In April 2018, seismic sensors at the Hawaiian Volcano Observatory on the Island of Hawai‘i signaled the movement of magma (subterranean lava) inside Kīlauea Volcano.
Then, suddenly, on April 30, the glowing vent within Pu‘u ‘Ō‘ō cone collapsed. Soon afterward, the lava lake at Halema‘uma‘u crater in Hawai‘i Volcanoes National Park (HVNP) began to drop. And, on May 3, fissure eruptions broke out miles downslope in the Leilani Estates subdivision to the east.
The awe-inspiring and heartbreaking eruption of fiery fountains and molten rivers near the coast continued for four months. Small, daily earthquakes—60,000 of them between April 30 and August 4—shook up those who live and work around Volcano Village and HVNP. The largest measured 6.9 on the Richter scale. The park closed for safety reasons–some roads developed steaming cracks, building walls fractured, and water pipes burst. No staff or visitors were hurt.
Now, after rangers and engineers have repaired roads, hiking trails, campgrounds, and backcountry areas, almost all of HVNP (a UNESCO World Heritage Site and an International Biosphere Reserve) is again open and welcoming visitors.

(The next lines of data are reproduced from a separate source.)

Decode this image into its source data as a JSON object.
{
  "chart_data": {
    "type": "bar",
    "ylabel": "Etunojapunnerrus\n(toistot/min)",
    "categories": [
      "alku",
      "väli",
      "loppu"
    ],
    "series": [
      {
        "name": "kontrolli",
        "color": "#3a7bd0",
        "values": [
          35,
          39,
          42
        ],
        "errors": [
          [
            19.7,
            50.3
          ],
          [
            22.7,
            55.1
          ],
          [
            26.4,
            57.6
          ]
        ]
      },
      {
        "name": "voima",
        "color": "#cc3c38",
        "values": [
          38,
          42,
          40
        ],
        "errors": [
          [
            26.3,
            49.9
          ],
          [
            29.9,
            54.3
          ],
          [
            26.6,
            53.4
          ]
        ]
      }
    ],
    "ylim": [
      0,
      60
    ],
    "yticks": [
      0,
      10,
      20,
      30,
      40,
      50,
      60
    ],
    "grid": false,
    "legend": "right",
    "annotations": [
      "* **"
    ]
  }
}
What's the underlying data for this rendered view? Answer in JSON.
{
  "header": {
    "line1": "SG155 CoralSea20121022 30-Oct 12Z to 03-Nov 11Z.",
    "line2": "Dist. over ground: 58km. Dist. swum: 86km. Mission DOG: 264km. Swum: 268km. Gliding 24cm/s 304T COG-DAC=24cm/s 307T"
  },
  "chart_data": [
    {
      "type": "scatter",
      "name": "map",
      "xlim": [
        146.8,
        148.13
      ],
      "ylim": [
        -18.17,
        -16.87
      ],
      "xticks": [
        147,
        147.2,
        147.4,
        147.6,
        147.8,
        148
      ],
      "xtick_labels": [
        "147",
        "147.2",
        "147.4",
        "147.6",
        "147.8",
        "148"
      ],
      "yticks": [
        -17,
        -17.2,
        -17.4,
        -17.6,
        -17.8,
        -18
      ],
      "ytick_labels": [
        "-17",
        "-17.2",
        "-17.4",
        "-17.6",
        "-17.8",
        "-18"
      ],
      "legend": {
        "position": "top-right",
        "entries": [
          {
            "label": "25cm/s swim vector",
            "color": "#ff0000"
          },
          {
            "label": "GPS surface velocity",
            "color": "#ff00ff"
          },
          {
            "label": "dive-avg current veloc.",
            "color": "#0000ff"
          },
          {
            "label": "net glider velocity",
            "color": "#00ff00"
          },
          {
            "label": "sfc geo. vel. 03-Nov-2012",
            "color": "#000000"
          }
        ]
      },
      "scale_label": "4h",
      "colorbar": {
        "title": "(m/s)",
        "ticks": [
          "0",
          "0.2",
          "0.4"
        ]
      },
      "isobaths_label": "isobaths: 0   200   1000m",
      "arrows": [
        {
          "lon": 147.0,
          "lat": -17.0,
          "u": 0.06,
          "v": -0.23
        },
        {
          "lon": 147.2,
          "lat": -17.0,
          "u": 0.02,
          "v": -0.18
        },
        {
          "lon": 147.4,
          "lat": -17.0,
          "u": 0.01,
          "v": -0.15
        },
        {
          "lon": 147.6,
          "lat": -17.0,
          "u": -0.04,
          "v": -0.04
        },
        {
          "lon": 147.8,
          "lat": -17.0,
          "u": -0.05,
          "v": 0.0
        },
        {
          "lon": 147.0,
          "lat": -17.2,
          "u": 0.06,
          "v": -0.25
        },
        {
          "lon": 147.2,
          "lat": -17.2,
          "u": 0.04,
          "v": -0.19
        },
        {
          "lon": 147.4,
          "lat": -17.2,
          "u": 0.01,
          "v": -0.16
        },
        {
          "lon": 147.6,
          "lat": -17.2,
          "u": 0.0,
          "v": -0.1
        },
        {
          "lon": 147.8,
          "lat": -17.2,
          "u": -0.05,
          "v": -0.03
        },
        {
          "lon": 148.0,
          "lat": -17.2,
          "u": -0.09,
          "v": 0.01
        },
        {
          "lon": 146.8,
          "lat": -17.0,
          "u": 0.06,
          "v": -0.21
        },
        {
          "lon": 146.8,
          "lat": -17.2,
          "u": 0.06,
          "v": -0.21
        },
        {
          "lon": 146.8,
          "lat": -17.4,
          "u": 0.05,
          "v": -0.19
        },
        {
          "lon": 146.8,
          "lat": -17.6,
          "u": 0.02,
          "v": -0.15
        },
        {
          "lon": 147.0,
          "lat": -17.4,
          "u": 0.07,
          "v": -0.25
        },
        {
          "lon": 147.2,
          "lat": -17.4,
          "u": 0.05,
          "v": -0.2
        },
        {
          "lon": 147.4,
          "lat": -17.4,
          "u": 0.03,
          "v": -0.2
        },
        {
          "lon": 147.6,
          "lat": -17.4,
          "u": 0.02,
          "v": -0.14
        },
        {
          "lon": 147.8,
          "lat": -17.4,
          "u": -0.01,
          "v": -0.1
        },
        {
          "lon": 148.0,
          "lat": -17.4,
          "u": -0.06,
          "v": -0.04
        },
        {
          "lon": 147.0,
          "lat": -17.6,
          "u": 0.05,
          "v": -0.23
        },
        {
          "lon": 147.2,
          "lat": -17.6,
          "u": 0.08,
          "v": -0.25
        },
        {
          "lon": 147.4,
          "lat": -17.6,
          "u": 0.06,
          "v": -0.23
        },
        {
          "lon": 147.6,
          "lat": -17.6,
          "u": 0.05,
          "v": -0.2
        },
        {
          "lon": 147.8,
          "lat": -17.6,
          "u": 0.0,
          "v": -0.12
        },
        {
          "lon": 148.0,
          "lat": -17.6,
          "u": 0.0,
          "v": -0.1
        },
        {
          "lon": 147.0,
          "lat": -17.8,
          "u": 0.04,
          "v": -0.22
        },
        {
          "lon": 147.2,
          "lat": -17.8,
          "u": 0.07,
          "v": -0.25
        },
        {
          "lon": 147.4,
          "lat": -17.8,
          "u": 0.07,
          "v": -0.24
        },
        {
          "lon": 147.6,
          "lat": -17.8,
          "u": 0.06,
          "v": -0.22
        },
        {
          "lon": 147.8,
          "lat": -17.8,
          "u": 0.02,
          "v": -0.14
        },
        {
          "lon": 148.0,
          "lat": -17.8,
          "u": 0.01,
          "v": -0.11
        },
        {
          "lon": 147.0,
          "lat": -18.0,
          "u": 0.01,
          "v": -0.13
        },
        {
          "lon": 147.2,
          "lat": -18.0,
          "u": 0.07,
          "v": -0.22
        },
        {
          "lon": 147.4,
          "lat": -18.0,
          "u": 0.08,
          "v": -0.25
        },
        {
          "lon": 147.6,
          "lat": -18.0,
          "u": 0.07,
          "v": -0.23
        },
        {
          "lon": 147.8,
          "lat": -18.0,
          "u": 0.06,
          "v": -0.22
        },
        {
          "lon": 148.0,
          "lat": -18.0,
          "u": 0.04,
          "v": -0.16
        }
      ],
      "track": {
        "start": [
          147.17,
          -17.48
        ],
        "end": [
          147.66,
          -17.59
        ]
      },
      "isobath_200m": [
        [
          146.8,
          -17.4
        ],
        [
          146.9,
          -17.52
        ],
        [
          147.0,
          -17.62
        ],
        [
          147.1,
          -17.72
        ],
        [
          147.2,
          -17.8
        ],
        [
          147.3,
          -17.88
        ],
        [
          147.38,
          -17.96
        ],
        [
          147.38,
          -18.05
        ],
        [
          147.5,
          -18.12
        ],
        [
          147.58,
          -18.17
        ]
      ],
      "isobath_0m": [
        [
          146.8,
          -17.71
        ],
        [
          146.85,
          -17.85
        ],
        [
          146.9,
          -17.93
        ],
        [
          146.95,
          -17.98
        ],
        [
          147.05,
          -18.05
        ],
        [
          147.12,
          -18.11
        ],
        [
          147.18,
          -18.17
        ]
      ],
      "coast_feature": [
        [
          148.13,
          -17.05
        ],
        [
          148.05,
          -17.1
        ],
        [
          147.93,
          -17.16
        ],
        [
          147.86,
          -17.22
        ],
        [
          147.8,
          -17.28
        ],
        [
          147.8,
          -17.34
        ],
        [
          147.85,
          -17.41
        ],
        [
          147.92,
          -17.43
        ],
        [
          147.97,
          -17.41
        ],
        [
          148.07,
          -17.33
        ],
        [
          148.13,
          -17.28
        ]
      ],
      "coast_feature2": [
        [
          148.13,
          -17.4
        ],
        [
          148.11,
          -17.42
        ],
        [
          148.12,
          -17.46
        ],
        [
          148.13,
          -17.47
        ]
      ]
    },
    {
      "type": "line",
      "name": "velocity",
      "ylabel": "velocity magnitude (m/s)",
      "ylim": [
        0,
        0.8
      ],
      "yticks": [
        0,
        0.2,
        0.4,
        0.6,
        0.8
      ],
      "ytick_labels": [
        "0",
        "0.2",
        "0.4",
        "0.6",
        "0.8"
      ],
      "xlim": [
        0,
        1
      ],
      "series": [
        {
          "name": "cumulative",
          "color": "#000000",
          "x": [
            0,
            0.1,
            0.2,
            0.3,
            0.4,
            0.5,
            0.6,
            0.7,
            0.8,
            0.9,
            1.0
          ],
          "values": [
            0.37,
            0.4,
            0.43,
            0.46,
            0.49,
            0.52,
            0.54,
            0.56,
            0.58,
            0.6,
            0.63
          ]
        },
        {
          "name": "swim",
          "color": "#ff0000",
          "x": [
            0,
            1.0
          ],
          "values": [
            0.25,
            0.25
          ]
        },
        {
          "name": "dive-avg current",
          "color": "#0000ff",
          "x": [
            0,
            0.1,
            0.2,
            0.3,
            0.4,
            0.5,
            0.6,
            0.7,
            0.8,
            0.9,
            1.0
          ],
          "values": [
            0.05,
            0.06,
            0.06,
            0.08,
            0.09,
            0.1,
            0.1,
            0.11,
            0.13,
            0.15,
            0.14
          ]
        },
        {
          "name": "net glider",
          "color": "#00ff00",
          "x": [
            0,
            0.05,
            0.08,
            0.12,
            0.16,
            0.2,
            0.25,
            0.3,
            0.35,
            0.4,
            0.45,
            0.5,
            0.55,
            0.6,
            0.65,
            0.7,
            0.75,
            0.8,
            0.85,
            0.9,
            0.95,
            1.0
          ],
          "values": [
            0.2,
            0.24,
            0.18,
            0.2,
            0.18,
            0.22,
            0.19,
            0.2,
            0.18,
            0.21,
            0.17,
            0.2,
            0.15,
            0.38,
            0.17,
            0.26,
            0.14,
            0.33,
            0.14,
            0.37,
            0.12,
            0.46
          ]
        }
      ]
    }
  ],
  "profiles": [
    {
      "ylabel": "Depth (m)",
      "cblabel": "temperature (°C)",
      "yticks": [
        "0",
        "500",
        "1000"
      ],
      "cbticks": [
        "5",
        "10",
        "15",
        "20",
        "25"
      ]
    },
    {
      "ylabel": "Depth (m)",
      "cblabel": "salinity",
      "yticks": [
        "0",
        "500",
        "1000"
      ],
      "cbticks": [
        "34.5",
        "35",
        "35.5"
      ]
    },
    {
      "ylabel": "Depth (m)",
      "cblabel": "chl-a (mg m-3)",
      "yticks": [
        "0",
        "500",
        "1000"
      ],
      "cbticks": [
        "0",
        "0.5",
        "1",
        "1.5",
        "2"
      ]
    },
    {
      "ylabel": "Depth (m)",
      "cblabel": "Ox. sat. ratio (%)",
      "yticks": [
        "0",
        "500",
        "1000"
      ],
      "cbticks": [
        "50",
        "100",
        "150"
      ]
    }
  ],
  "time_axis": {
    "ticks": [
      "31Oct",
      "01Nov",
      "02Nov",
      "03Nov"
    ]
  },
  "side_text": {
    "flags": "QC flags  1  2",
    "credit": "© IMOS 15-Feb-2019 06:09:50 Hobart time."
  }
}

Hawai‘i’s largest and youngest island, known to most people as “the Big Island,” gained about 875 acres of new land–jagged lava-rock coast and black-sand beaches. While most parts of the park remain as they were before the 2018 eruption, with the same forests and lava plains, other areas of the park are forever altered. The most dramatic change to the park’s landscape is the astoundingly wider and deeper summit crater, Halema‘uma‘u.
The summit caldera used to be primarily a flat lava plain surrounding Halema‘uma‘u crater. Now the views and sense of place have changed. Quakes have carved new escarpments into the caldera. Halema‘uma‘u’s volume has increased from about 75 million cubic yards to about 1.2 billion. It is no longer immediately fathomable as a whole geologic structure.
“There’s this duality, because not only is the volcano a source of destruction, but it’s also a crucible of creation,” park Ranger Dean Gallagher said during a guided hike along the Crater Rim Trail that partly encircles Halema‘uma‘u. He and other rangers lead informative hikes here and elsewhere in the park. “I want to give you a Hawaiian perspective,” he continued, describing how volcano goddess Pele “wipes the slate clean” and creates more land, and then her sister Hi‘iaka foments new growth.